A shootable draft?? There’s no such thing. Even when your drafts ARE shot, there’s a good chance you will see things you *should have* written, even if people tell you they love your work. What’s more, with filmmaking being a collaborative effort, you may not agree with a director’s choices or a producer’s demands in a rewrite – yet you will have to do it. It’s the way that is, hence the back-handed compliment I’ve heard writers sometimes give each other: “Hey, congratulations on getting a prodco to fuck up your script!”
So if you’re striving for perfection in your rewrite second time around (or even four, five, six times around and more!), you’re setting yourself up for disappointment. You won’t get perfection. Your reader won’t come back to you and say, “Hey, this is fine now, send it out”, they’ll hopefully say something along the lines of: “You’ve worked out [these issues], now you need to concentrate on [these issues].” This is a GOOD thing, it’s a sign you’re making progress, not a failure – because your second first draft will be what it is: a slightly better first-first draft.
But there is one other thing when considering rewrites: don’t be afraid of returning to page one. It’s not a sign of failure or even weakness and you can still use your original draft(s) as a foundation for the new script. When I wrote Thy Will Be Done, I wrote nine drafts of my first draft and three of them (a third!) went back to page one. Each time it was needed and each time it got stronger as a result. Now I have a script in my portfolio that I am confident with and that I know is good – even when people have told me they didn’t like it. I know it’s story preference, rather than craft. And that counts for so much.
How do you approach rewriting?
Hi Lucy, I’m still alive, and halfway through my penultimate day in this job.
I hate the thought of rewriting, but I actually don’t mind the “act” (ooh err, missus).
And I always work on paper the first few times. Print out, go through with the red pen (well it’s usually blue or black but I prefer red), make changes, new scenes in, redundant scenes out. Or indeed wipe out a complete character.
I admit I’ve never done a page one re-write. I really hate the idea of that. But it may come.
We always hate the idea of page 1, but it’s strangely liberating. I’ve had some of best writing highs doing page 1 rewrites, defo.
Lucy,
Just wanted to let you know that I’ve been debating this on my blog, thelagrind.blogspot.com, all week and I reposted your post there.
R
Thanks for letting me know Russell! Will check your posts out.
x
I have mixed feelings about rewriting. On the one hand I find it reassuring that rewriting is what it’s all about. My first drafts are awful. I know most writers produces dodgy first drafts but I’m definitely one of those that needs *lots* of work on all aspects of the script. On the othe hand it’s incredibly daunting going back to page 1. For me this isn’t so much because I mind starting again (I agree with Lucy that it can be strangely liberating)but it feels like the previous draft has been an avoidable waste of writing time if only I’d spotted the problems sooner. Grrrr!

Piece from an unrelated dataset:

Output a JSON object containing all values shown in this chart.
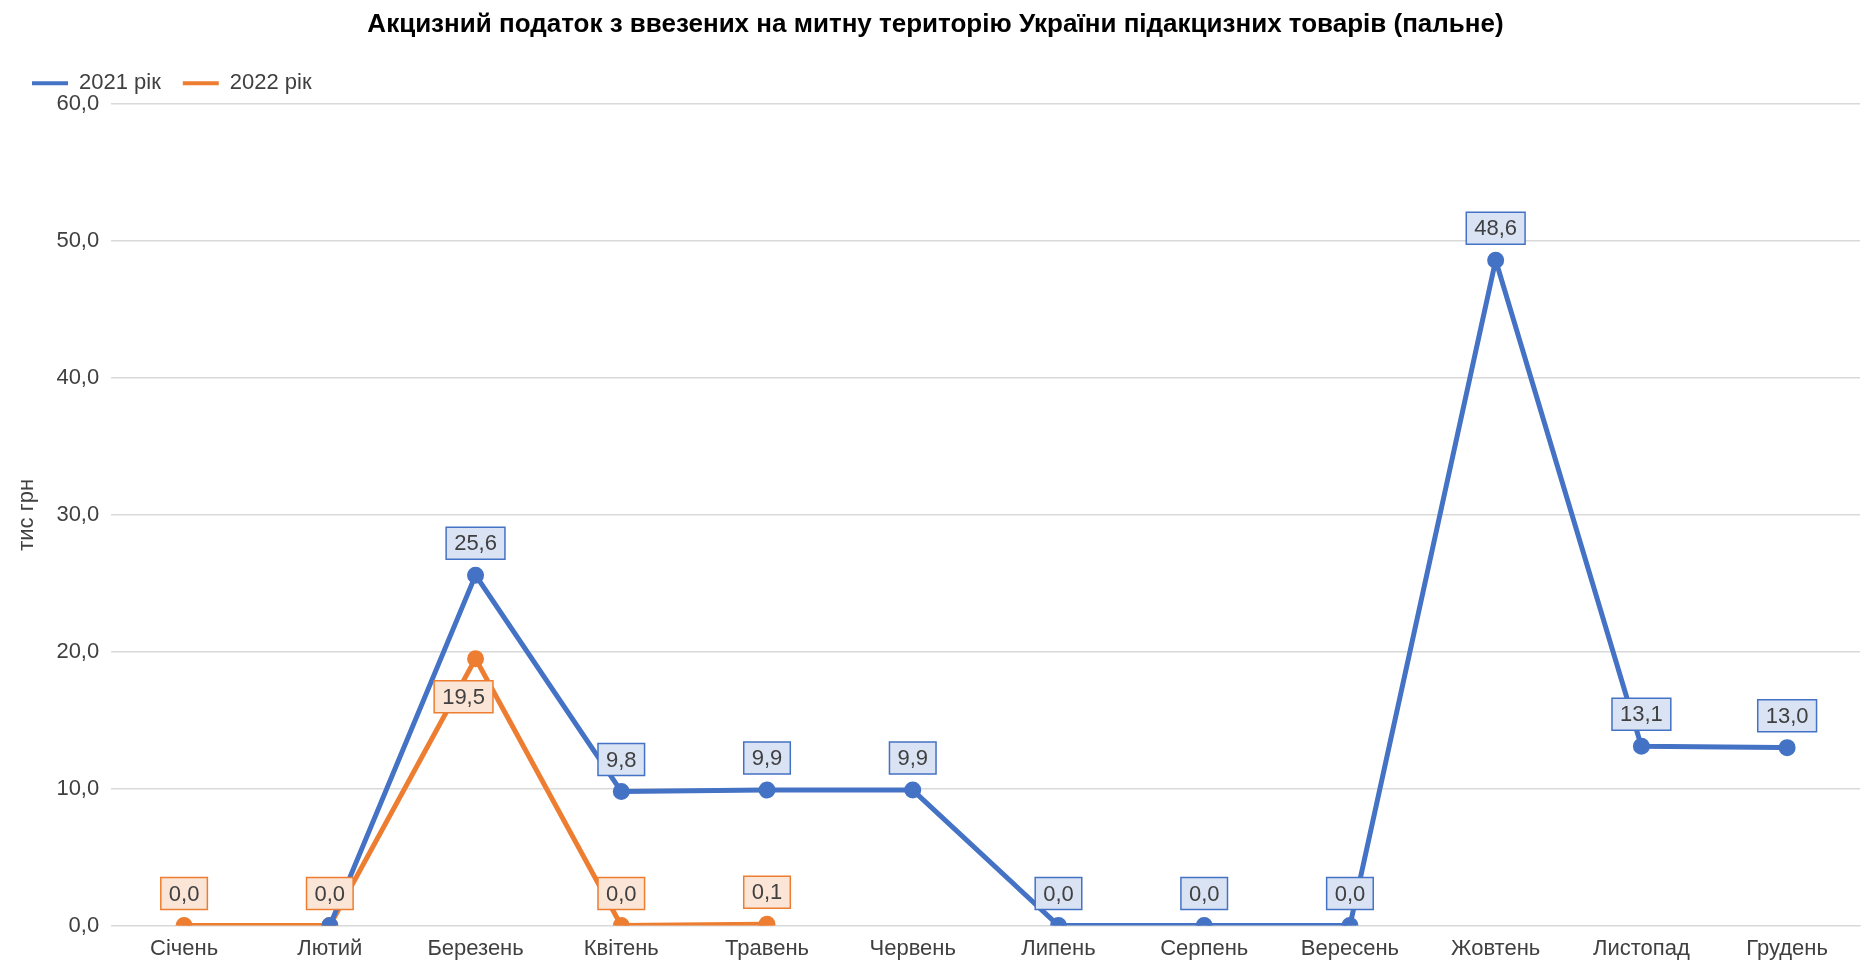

Also, as Lucy knows, I like to get feedback after the first draft. This is because *if* I’m going to go back to page 1 then I’d rather do it before I’ve worked on the dialogue and so on.
As I’ve said to you before Caroline, previous drafts are NEVER wasted… But it can take ages – and many scripts – to appreciate this, since it’s only over time you see yourself utilising stuff you’ve written and discarded before!